On top of it my sister and her husband wanted to have another baby but now my sister doesn't want to attempt it for fear she might have twins. She has seen what it has done to my life and doesn't even want to risk it. Of course her husband is not happy about it, he wants at least one more. So that will be an interesting battle.
I try to keep the jealousy down to a minimum. I can't imagine not having one of my babies. I love them both. I know if I didn't have twins I wouldn't have had all three of them so I know I was meant to have them but it is just hard right now. I so look forward to the point where Izzie is 5 and the boys are 3. Then life can slow down some but right now I am very ready to get to that point.
That's really rough, Jennie, about your sister getting more help when it isn't needed as much.

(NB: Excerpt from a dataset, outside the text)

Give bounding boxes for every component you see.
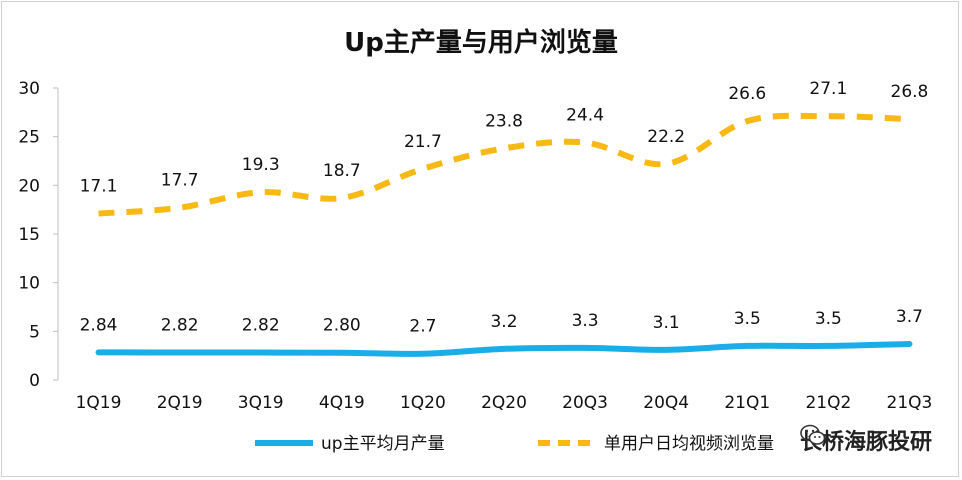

I am amazed that you (and several of you in this group!) are going through all this WITH A TODDLER, TOO! Blows my mind. I have to say it's oddly comforting to hear you say you're also just trying to get through this part. Parents of two or more singletons love to comment on how I just don't realize it because these are my first but I need to savor every moment and drink in the infant stage. Bah. Let's just move on already!
Alrighty, I'm going to try to be more positive again once my daughter gets through this growth spurt.
Jennie - I am so sorry that your sister seems to be getting more help. We don't have much help at all. We have no family who live nearby and it seems like most of our friends kind of distanced themselves once the reality of twins invaded our lives. It really sucks. Like you, we only wanted one more. Our odds for twins, despite fertility treatment, were actually pretty low. We did an IUI and we only had one mature egg. So, we did not really anticipate twins and it is still tough for me. I love my girls and I work hard to appreciate how lucky I am. However, there are days when I do think about what life would have been like with a singleton, especially for my DS. He is struggling with them as much as we are. He loves them and likes to play with them, but his life is just chaotic. I don't really have a fix for it either. They are demanding and noisy. He struggles to concentrate on schoolwork because they interfere so much. It is very hard. We will all make it though. We will have fantastic kids and we will really appreciate age 5 and beyond. I truly believe that.
I think we can all empathize. I see moms at the grocery store with their child in a sling just pushing their cart and getting their stuff. It is a two man job for us to push the double stroller and the shopping cart (and get groceries while one cries).
But the way I see it is that we only have to go through this once. Singletons have to start over with each baby. We get two grown for the price of one. Wahoo!
And you can vent anytime you want to us. I do hope that Dara gets a little better very soon!!!